The story goes that in the summer of 1935 Walt Disney went on a grand European tour that took him through England, France, Germany, and Italy. He was apparently greatly inspired by what he saw, especially in the majestic castles that each of these countries had to offer, so much so that Cinderella’s Castle that opened 20 years later in California’s Disneyland is said to have been based on what he encountered on this trip. From what I’ve read, a Disney official did confirm that Germany’s Neuschwanstein Castle was a great influence but we’ve seen other castles claiming that they too were etched into the memory of the creator of Mickey Mouse. I don’t know if that’s a bit of “Washington slept here” European style but his theme parks and films do sometimes show images we might associate with England…or is it Germany…or maybe France?
If Walt Disney visited the northeast corner of France known as Alsace, it’s no wonder that he might have been confused about his geographic location. Country borders have long been a source of rivalry. I was surprised to read that even the line dividing Spain and Portugal that has remained essentially unchanged since 1297 still has to this day an 18 km (11 miles) disputed section. Although the Alsatian border between France and Germany now seems settled, each has battled for ownership over the last few centuries. That helps to explain why you might be standing at the bar of a German Weinstube ordering a glass of French Bordeaux. There’s no better place to see this phenomenon than in the picturesque town of Colmar.

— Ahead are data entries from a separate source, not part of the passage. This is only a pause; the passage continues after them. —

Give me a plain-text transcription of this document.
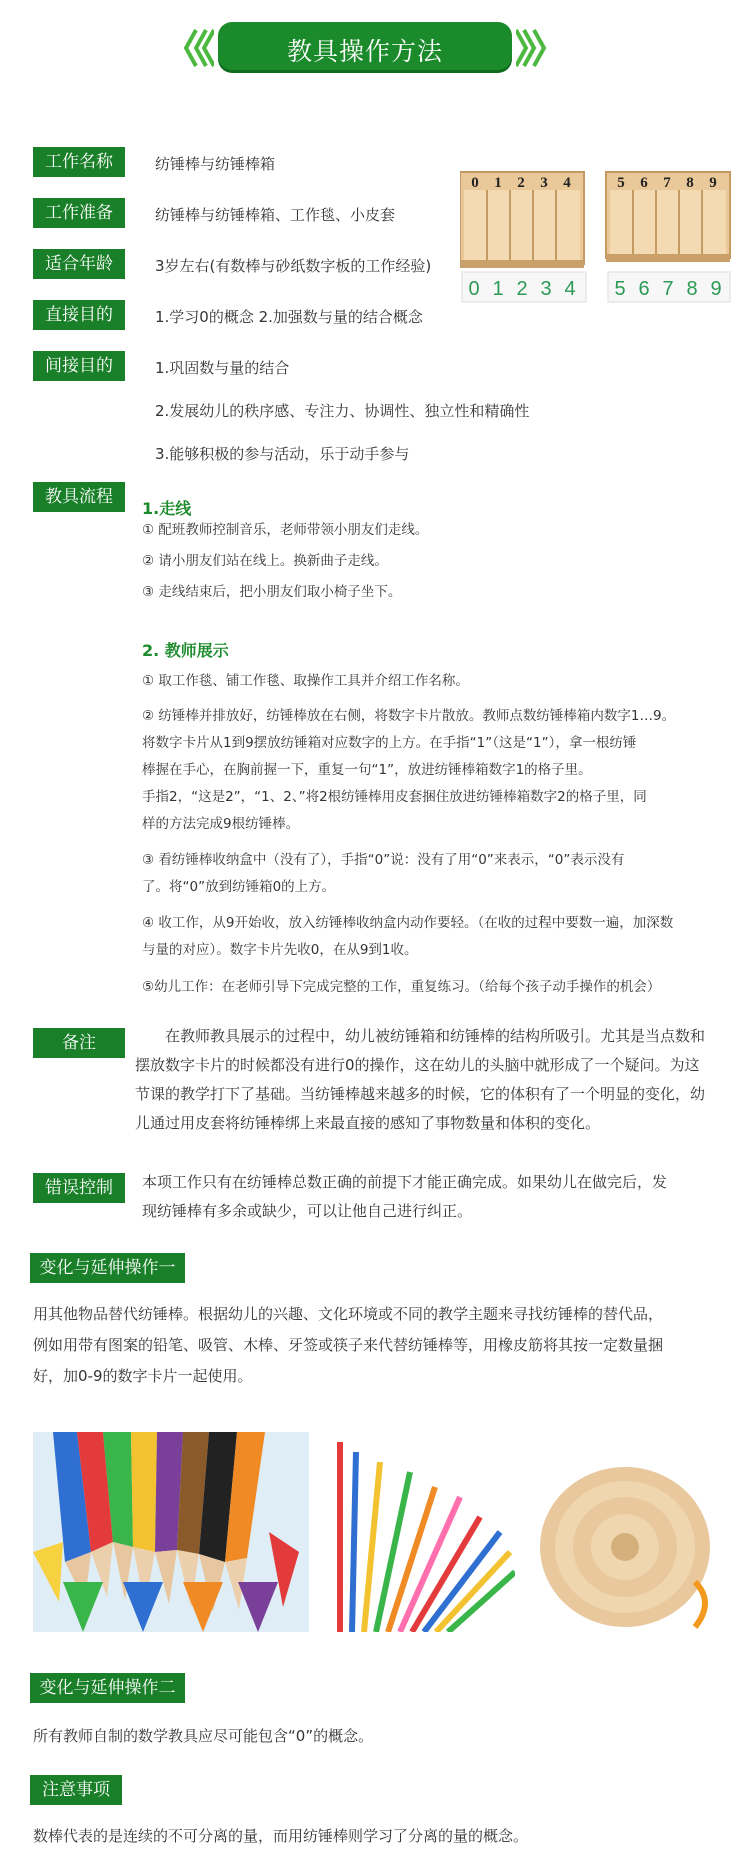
教具操作方法
工作名称	纺锤棒与纺锤棒箱
工作准备	纺锤棒与纺锤棒箱、工作毯、小皮套
适合年龄	3岁左右(有数棒与砂纸数字板的工作经验)
直接目的	1.学习0的概念 2.加强数与量的结合概念
间接目的	1.巩固数与量的结合
2.发展幼儿的秩序感、专注力、协调性、独立性和精确性
3.能够积极的参与活动，乐于动手参与
0 1 2 3 4	5 6 7 8 9
0 1 2 3 4 5 6 7 8 9
教具流程
1.走线
① 配班教师控制音乐，老师带领小朋友们走线。
② 请小朋友们站在线上。换新曲子走线。
③ 走线结束后，把小朋友们取小椅子坐下。
2. 教师展示
① 取工作毯、铺工作毯、取操作工具并介绍工作名称。
② 纺锤棒并排放好，纺锤棒放在右侧，将数字卡片散放。教师点数纺锤棒箱内数字1…9。
将数字卡片从1到9摆放纺锤箱对应数字的上方。在手指“1”（这是“1”），拿一根纺锤
棒握在手心，在胸前握一下，重复一句“1”，放进纺锤棒箱数字1的格子里。
手指2，“这是2”，“1、2、”将2根纺锤棒用皮套捆住放进纺锤棒箱数字2的格子里，同
样的方法完成9根纺锤棒。
③ 看纺锤棒收纳盒中（没有了），手指“0”说：没有了用“0”来表示，“0”表示没有
了。将“0”放到纺锤箱0的上方。
④ 收工作，从9开始收，放入纺锤棒收纳盒内动作要轻。（在收的过程中要数一遍，加深数
与量的对应）。数字卡片先收0，在从9到1收。
⑤幼儿工作：在老师引导下完成完整的工作，重复练习。（给每个孩子动手操作的机会）
备注	在教师教具展示的过程中，幼儿被纺锤箱和纺锤棒的结构所吸引。尤其是当点数和
摆放数字卡片的时候都没有进行0的操作，这在幼儿的头脑中就形成了一个疑问。为这
节课的教学打下了基础。当纺锤棒越来越多的时候，它的体积有了一个明显的变化，幼
儿通过用皮套将纺锤棒绑上来最直接的感知了事物数量和体积的变化。
错误控制	本项工作只有在纺锤棒总数正确的前提下才能正确完成。如果幼儿在做完后，发
现纺锤棒有多余或缺少，可以让他自己进行纠正。
变化与延伸操作一
用其他物品替代纺锤棒。根据幼儿的兴趣、文化环境或不同的教学主题来寻找纺锤棒的替代品，
例如用带有图案的铅笔、吸管、木棒、牙签或筷子来代替纺锤棒等，用橡皮筋将其按一定数量捆
好，加0-9的数字卡片一起使用。
变化与延伸操作二
所有教师自制的数学教具应尽可能包含“0”的概念。
注意事项
数棒代表的是连续的不可分离的量，而用纺锤棒则学习了分离的量的概念。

We’ve had fun in Disney theme parks on both coasts of the US but to walk cobbled stoned streets lined with half-timbered houses and watch narrow boats glide gracefully through canals dating from at least the 1300s puts the “real” in history. We had no agenda on this trip other than to wander the lanes of the oldest part of town and enjoy the atmosphere. An online guide that we’ve used for other European cities, PlanetWare, had several suggestions of what we might want to see. There are numerous Renaissance homes including the wonderfully decorated Maison des Têtes, now a 5-star hotel, from 1609. Nearby, the 15th century former customs house has a beautiful green tile roof that contrasted nicely with the blue, white, and yellow wooden shutters of its neighboring buildings. There was lots to discover in neighborhoods with names like Little Venice, the Tanners’ Quarter, and Fishermans’ Quai.
Architecture and scenery aren’t the only parts of the town that might fool you into believing that you’ve crossed the Rhine river into Germany. Restaurant menus overflow with a variety of dishes featuring pork, cabbage, and potatoes. A speciality of the region is Flammkuchen, that the French call tarte flambée, which is a thin crispy flatbread covered with gruyère cheese and, if you like, onions, mushrooms, maybe ham. Traditionally baked in a wood-fired oven until the cheese bubbles and then served on a large wooden platter. We stopped for lunch by the water at La Krutenau where the waiter assured us that we could have anything we wanted to eat as long as it was Flammkuchen since that was all their kitchen served. The perfect choice for us to be paired with a bottle of the local Riesling wine.
Descriptions we’ve seen online describe Colmar with words such as “charming” and “enchanting”. Those are not exaggerations. We’ve visited there twice and I could see returning for another look. Before the days of all-inclusive passes, Disney parks offered books of tickets ranging from A to E, with the higher letters representing the more valuable rides. Colmar is a definite E!